Neden yazılar röportajlar böylesine ilgi buldu… Önemli romanları okudum. Fikret Otyam ağabeyin röportajlarını okudum, Yaşar Kemal’in röportajlarını okudum. Röportajın ruhu olmalı. Son iki yılda 20 yazarın fotoğraflarını çektim, kitaplarını okudum ve söyleşiler yaptım. Doğan Hızlan’la başlayan proje Latife Tekin’le son buldu, Şu günleri atlatırsak Tüyap tarafından kitaba dönüştürülecek. Fotoğrafçılar röportajları da sonunda kitap olacak. Birçok insan fotoğrafla ilgileniyor. Kamuda da çok önemli insanlar fotoğraf çekiyor, onları da anlatmak istiyorum.
AYDINLIK’TA NEDEN YAZIYORUM
Çok soru alıyorum “Neden Ayldınlık’ta yazıyorsun?” diyorlar... Bugün cevaplamak istiyorum. Ben politika yazmıyorum, fotoğrafçıları kültürel değerlerimizi, çok özel mekanları anlatıyorum. Sanat ve edebiyat çok şeyin üstündedir. Aydınlık bana bu olanağı verdi. Keşke bütün gazeteler daha çok yer ayırsalar; kültür sanata ve fotoğrafa... Kimse karışmıyor, yönlendirmiyor istediğim gibi, 1980 yılında Ülkü Tamer, Abdi İpekçi Röportaj Yarışmasında ödül aldıktan sonra benim “Milliyet Sanat”ta sonra da “Sanat Olayı’nda yazmamı istemişti. Rahmetli Alpay Kabacalı da yüreklendirmişti beni. Rahmetle saygıyla anıyorum. Ülkü Tamer’i Alpay Kabacalı’yı… O günlerde nasıl yazdımsa bugün yine aynı çizgide yazıyorum Çizgim hiç değişmedi. Fotoğraflarıma denemeler yazıyorum. Yine; kültür diyorum, sanat diyorum, bilim diyorum, toplumsal yapımızın gelişmesi için dilimde bilincimde ne varsa rahatlıkla yazıyorum. Yazılarıma karışılmıyor, çok özel ve birikimli bir editörüm var; Özlem Konur Usta; onun katkısı büyük. Her geçen gün ilgi ve okur artıyor. Başka ne isterim. Ülkeme sevdalıyım, bundan sonra ne kadar ömrüm varsa, ülkem için, toplum için, insan için harcayacağım.
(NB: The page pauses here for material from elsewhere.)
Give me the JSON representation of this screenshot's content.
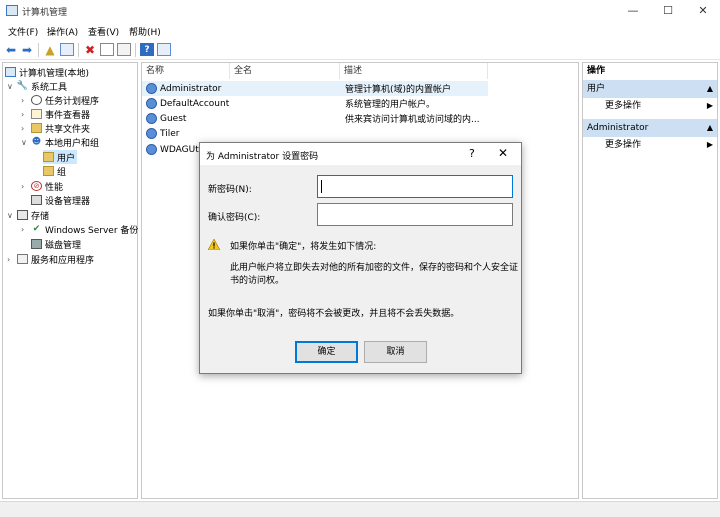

BİR SEVİNCİMİ DE PAYLAŞMAK İSTİYORUM
Biga’da bahçemdeki bir Eğin dutunun altında çalışıyorum. Üçleme romanlarım; Dönüş Zamanı (Eğin Üçlemesi1), Sevda Zamanı(Eğin Üçlemesi 2)… Eğin üçlemesinin üçüncü kitabını da bitirdim. Bir yıldır çalışıyordum bu romanı yazmak için İstanbul üzerine yazılan bütün romanları öyküleri okudum. Dut ağacının dibinde son bölümünü yazdım; çok şükür bitti. Ancak Mart ayında yayımlanabilir. Önümüzdeki ay Taş Yolu Eğin öykülerinin 5. baskısı piyasada olacak. Bütün okurlarıma selamlar iyi dilekler.